Product: Book: Color
Author's Intent by Color   (+4)  [vote for, against]
Mark the definition the author intended for a particular word with color.

Near the title page you (the author or printer) note the Dictionary name and revision to which book is keyed and a color chart to indicate the number of the dictionary definition preferred by the author.

Black type means the reader is on his own. Dark black means 1. dark green 2 Dark blue 3 and so on. Very little difference from ordinary black, so it is easy to read. So the color in which each word is printed shows the authors intent for that word.

Some legal documents end up in the courts simply over which meaning was meant. This might help. This might screw things up completely.

It would eliminate some footnotes. And cause pages of explanation to be added.

It would make some things more expensive to print due to the color.

If jesus, etc. had written the bible in this way, there would be a lot less argument about it. The arguments would be mostly about the dictionary.
-- popbottle, Nov 06 2014

Additional options... _27TIS_20A_20read
[normzone, Nov 06 2014]

Death of the Author http://en.wikipedia...Death_of_the_Author
[calum, Nov 07 2014]

//If jesus, etc. had written the bible in this way, there would be a lot less argument about it. //

I think the problem is that those multicolour ball- point pens that look like little rockets weren't invented until the 3rd century AD, or possibly even later than that.
-- MaxwellBuchanan, Nov 06 2014


I guess dictionaries were invented in the 1600's. So that lets the bible authors off the hook, unless they took a really long nap. Sam Johnson a prime mover.
-- popbottle, Nov 06 2014


I'm trying to write a book in 2014, and it's so hard to resist making things html links. Footnotes are so 20th century & cumbersome by comparison. But, in the (dying) print mode, I guess we need something better, and I kind of like your idea.

However, you'd still need a copy of those dictionaries handy (since, if they were really relied upon & not present, it'd defeat the purpose, or make things worse because authors would be more ambiguous thinking they had support.) If you don't want to sell so many copies of dictionaries with it, you'd make a condensed version that only contained the referenced words. But, then, you'd essentially just be recreating what we call a "glossary" afterall.
-- sophocles, Nov 06 2014


You would sell a lot of dictionaries. Publishing several standard dictionaries both in print and on the Internet, might help. A general, a legal, and a technical dictionary ought to be enough to start.

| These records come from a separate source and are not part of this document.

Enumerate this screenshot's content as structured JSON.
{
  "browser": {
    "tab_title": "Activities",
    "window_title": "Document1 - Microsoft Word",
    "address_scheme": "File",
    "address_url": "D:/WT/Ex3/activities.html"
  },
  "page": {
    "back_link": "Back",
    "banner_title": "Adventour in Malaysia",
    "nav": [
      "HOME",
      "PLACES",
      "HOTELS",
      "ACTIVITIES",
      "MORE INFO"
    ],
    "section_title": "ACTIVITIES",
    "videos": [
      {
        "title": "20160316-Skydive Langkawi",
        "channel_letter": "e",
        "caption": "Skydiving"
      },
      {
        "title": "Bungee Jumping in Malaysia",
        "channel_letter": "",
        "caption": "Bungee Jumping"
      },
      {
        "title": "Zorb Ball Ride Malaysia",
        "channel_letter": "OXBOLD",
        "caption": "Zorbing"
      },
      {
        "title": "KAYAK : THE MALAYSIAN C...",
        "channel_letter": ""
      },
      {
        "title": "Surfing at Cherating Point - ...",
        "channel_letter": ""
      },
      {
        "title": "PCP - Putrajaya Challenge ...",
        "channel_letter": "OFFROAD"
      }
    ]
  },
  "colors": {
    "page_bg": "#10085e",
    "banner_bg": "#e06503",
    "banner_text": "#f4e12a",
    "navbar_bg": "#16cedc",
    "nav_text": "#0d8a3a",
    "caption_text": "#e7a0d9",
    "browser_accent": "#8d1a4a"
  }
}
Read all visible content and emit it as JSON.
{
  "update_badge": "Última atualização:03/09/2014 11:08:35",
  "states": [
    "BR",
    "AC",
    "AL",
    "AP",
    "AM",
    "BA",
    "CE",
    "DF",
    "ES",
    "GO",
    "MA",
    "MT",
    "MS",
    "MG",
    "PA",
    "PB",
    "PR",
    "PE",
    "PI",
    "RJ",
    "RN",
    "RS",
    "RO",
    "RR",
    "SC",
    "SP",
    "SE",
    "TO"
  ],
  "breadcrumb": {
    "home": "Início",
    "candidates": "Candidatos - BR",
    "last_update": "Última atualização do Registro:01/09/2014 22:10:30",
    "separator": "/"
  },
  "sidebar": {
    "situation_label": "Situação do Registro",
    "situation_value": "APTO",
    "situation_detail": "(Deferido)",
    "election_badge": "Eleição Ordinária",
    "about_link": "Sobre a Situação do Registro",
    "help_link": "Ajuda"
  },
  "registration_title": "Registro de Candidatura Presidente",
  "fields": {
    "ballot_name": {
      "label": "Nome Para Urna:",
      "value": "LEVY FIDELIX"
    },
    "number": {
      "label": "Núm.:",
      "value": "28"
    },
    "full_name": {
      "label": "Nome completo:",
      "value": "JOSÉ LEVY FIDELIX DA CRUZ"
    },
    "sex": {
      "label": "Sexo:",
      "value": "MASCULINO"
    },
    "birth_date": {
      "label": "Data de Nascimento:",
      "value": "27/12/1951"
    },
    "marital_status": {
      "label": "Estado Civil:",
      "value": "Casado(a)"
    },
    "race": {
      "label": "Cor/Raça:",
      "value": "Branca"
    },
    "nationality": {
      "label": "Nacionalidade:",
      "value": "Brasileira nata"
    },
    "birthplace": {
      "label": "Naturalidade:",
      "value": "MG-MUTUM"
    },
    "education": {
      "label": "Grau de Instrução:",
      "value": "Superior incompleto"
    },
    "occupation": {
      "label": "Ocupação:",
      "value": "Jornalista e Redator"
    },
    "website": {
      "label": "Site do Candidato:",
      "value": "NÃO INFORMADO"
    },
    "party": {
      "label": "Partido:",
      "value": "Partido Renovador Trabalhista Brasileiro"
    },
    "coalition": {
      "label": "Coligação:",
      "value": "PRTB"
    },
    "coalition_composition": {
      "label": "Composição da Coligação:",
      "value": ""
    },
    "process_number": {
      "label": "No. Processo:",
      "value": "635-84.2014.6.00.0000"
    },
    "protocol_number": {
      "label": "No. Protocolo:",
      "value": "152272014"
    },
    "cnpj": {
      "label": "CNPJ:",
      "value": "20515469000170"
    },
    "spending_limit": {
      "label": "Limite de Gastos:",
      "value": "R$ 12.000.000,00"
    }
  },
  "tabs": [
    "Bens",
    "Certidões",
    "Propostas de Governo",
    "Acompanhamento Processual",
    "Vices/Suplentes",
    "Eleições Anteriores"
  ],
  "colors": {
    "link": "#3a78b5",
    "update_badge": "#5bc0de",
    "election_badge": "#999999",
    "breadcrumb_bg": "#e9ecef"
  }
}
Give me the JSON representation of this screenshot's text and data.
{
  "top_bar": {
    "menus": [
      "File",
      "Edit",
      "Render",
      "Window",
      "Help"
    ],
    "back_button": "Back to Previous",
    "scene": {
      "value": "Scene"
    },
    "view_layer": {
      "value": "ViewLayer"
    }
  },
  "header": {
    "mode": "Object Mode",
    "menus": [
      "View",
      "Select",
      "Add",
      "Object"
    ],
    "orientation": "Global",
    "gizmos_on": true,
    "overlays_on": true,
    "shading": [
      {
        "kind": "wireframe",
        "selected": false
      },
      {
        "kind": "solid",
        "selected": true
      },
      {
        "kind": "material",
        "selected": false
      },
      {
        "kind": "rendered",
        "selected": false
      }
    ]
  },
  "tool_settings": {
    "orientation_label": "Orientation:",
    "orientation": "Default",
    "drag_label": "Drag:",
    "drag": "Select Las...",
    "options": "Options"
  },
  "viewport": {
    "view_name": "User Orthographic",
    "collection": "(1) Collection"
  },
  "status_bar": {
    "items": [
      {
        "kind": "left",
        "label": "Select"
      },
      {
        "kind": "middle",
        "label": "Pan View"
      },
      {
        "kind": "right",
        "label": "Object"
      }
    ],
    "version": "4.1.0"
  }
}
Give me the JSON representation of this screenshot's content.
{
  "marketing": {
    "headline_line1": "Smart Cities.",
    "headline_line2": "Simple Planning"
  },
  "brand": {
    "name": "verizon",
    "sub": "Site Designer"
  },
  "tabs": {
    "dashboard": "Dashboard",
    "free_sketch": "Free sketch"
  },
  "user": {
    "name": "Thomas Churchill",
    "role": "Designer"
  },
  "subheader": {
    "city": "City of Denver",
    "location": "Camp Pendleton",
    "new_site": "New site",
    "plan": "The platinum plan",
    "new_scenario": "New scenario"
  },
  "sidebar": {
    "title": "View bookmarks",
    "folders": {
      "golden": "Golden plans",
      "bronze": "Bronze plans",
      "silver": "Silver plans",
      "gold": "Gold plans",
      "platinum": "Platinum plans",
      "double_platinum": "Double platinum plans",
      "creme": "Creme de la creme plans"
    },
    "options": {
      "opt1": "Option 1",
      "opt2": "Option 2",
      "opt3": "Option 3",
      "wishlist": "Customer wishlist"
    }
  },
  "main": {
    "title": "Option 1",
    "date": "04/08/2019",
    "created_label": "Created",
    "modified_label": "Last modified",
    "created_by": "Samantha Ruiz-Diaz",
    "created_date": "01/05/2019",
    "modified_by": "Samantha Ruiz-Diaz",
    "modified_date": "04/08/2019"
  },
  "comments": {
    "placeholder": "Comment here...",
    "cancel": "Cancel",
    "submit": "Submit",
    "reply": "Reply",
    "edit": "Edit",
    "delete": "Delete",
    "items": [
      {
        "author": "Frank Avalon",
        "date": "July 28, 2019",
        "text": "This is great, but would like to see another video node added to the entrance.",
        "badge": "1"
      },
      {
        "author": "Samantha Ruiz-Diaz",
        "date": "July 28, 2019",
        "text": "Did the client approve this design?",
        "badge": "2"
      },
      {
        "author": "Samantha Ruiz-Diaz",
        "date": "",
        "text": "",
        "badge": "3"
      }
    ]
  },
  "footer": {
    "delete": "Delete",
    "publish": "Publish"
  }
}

Some means to guarantee the internet version is the same revision and substance as the printed version. I wonder if Websters or Oxford would let you put their words online. How would they get paid?
-- popbottle, Nov 07 2014


The chances of a document ending up in court because of an ambiguity in relation to the meaning of a single word is very low. This is because it is easier for lawyers to analyse each word for potential alternative meanings than it is for a lawyer to identify, say, provisions in one part of an agreement which might conflict - and therefore cause confusion - with provisions in another part of a document (or - yikes - suite of documents).
-- calum, Nov 07 2014


Jesus didn't write the red-letter edition?
-- RayfordSteele, Nov 07 2014


Jesus wrote down nothing. Not a BIT. He is directly quoted about a page and a half. The rest is what people remembered happened 30 years after. And that is a second hand copy because the Q document got lost. No current account like in the daily newspaper exists. No "Jesus here tonight in the arena. Get your tickets now".

I Guess they got careless because they were all going to live forever.

(You mead "ode to a mouse and a bronze age draw plane", when he wus with the carpenters. )
-- popbottle, Nov 07 2014


//Jesus wrote down nothing. Not a BIT.// But I believe some lewd anonymous poetry of the period is attributed to him.